Xavier Font, Professor of Marketing and Sustainability at the University of Surrey in the UK, in this interview reflects on his academic and consulting career, where he sees the main sustainability challenges and opportunities, and how tourism businesses and destinations should (not) communicate their sustainability initiatives.
- How Xavier Font’s view of sustainability and tourism changed over time;
- His key insights as sustainable tourism researcher and consultant;
- Where he sees the main challenges – and opportunities – for sustainability in tourism;
- Xavier Font’s recommended books;
- In which parts of the world he sees most momentum for sustainable tourism;
- His thoughts on the future of sustainable tourism research;
- The most important aspects when communicating sustainability initiatives;
- What you should always and never do when telling your sustainability story;
- Most important academic journals for sustainable tourism scholars.

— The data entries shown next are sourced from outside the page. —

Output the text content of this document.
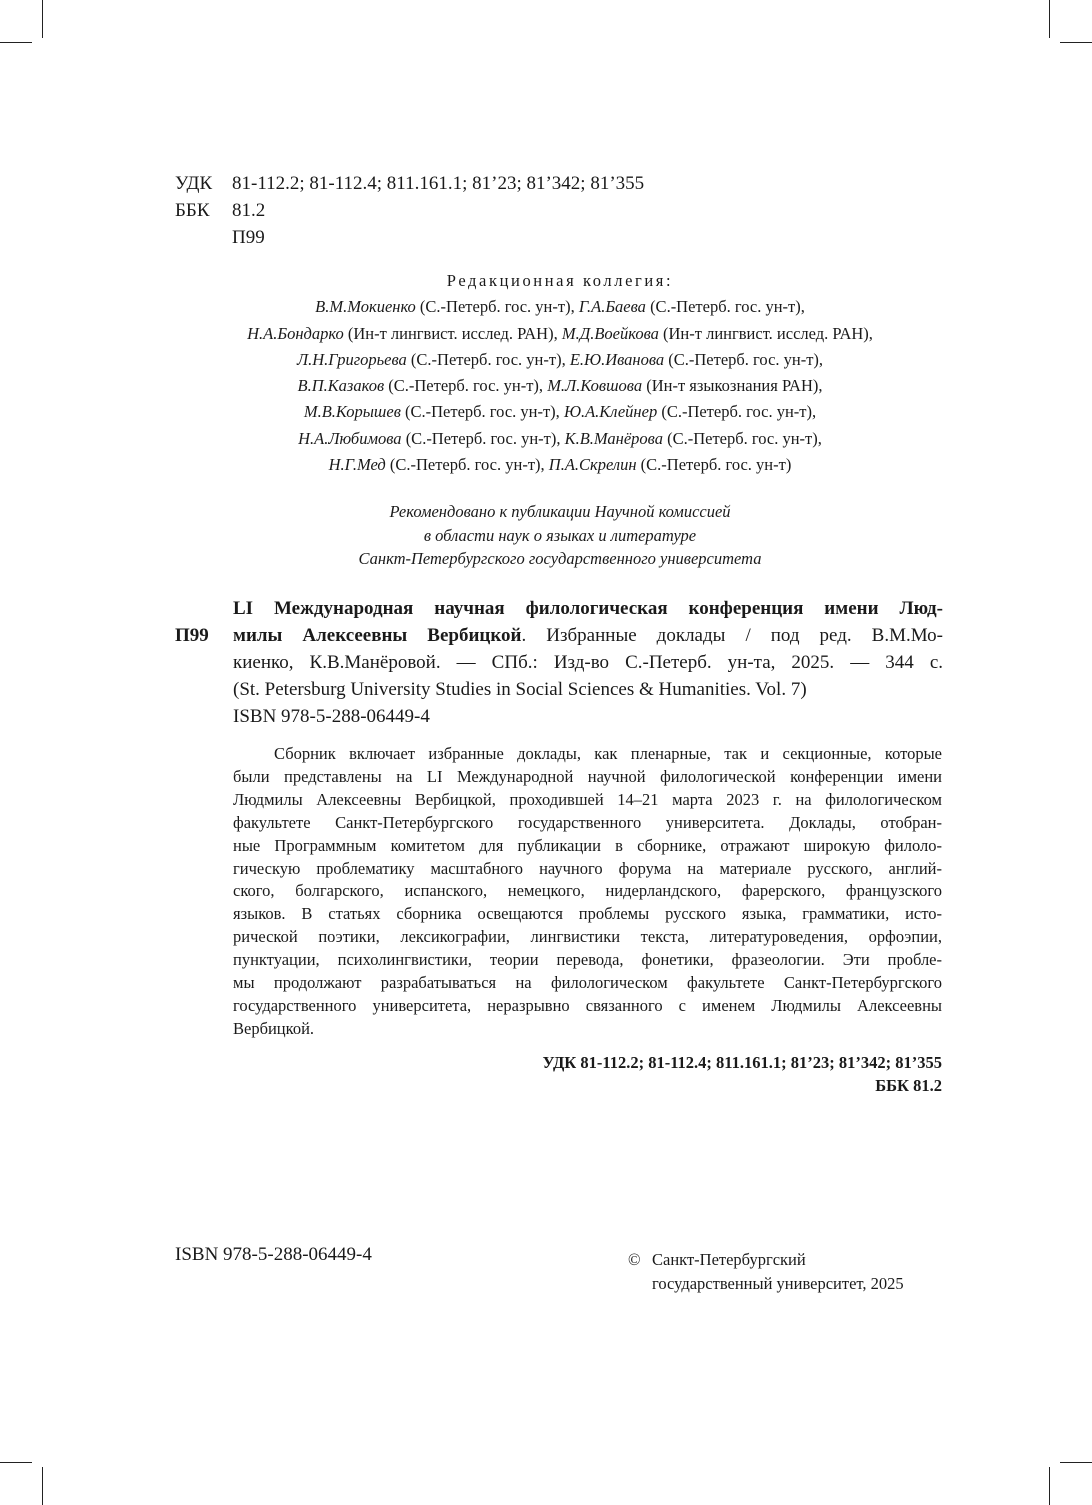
УДК	81-112.2; 81-112.4; 811.161.1; 81’23; 81’342; 81’355
ББК	81.2
П99
Редакционная коллегия:
В.М.Мокиенко (С.-Петерб. гос. ун-т), Г.А.Баева (С.-Петерб. гос. ун-т),
Н.А.Бондарко (Ин-т лингвист. исслед. РАН), М.Д.Воейкова (Ин-т лингвист. исслед. РАН),
Л.Н.Григорьева (С.-Петерб. гос. ун-т), Е.Ю.Иванова (С.-Петерб. гос. ун-т),
В.П.Казаков (С.-Петерб. гос. ун-т), М.Л.Ковшова (Ин-т языкознания РАН),
М.В.Корышев (С.-Петерб. гос. ун-т), Ю.А.Клейнер (С.-Петерб. гос. ун-т),
Н.А.Любимова (С.-Петерб. гос. ун-т), К.В.Манёрова (С.-Петерб. гос. ун-т),
Н.Г.Мед (С.-Петерб. гос. ун-т), П.А.Скрелин (С.-Петерб. гос. ун-т)
Рекомендовано к публикации Научной комиссией
в области наук о языках и литературе
Санкт-Петербургского государственного университета
П99
LI Международная научная филологическая конференция имени Люд-
милы Алексеевны Вербицкой. Избранные доклады / под ред. В.М.Мо-
киенко, К.В.Манёровой. — СПб.: Изд-во С.-Петерб. ун-та, 2025. — 344 с.
(St. Petersburg University Studies in Social Sciences & Humanities. Vol. 7)
ISBN 978-5-288-06449-4
Сборник включает избранные доклады, как пленарные, так и секционные, которые
были представлены на LI Международной научной филологической конференции имени
Людмилы Алексеевны Вербицкой, проходившей 14–21 марта 2023 г. на филологическом
факультете Санкт-Петербургского государственного университета. Доклады, отобран-
ные Программным комитетом для публикации в сборнике, отражают широкую филоло-
гическую проблематику масштабного научного форума на материале русского, англий-
ского, болгарского, испанского, немецкого, нидерландского, фарерского, французского
языков. В статьях сборника освещаются проблемы русского языка, грамматики, исто-
рической поэтики, лексикографии, лингвистики текста, литературоведения, орфоэпии,
пунктуации, психолингвистики, теории перевода, фонетики, фразеологии. Эти пробле-
мы продолжают разрабатываться на филологическом факультете Санкт-Петербургского
государственного университета, неразрывно связанного с именем Людмилы Алексеевны
Вербицкой.
УДК 81-112.2; 81-112.4; 811.161.1; 81’23; 81’342; 81’355
ББК 81.2
ISBN 978-5-288-06449-4	© Санкт-Петербургский
государственный университет, 2025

Xavier, what was your view of sustainability and tourism when you first started your professional career?
Brought up in the Costa Brava, north of Barcelona, I remember thinking “there must be another way” better than mass tourism. I thought of sustainability as an alternative form of tourism, very different from what I could see on a daily basis impacting negatively on our landscape.
Now at the beginning of 2015, what has changed?
I have come to realise that every type of tourism product must be more sustainable, and that all companies must take responsibility for it. But I no longer think sustainability is a niche, a highly different product, but I see it as a journey. Focusing on the niche aspect allows the big players to get away with murder.
Your main insights from working as sustainable tourism researcher and advisor?
I believe most of us are driven by routines and easy choices – we don’t intend to be unsustainable as consumers or suppliers of tourism services, just as we don’t intend to get fat from eating the wrong things. Purposefully asking individuals to change their behaviour will only affect a small percentage of the population.
An alternative approach is needed to help most people consume more sustainable products, based on making their daily choices easy. This also means that suppliers of tourism services need to learn to redesign their products thinking of sustainability as part of quality management.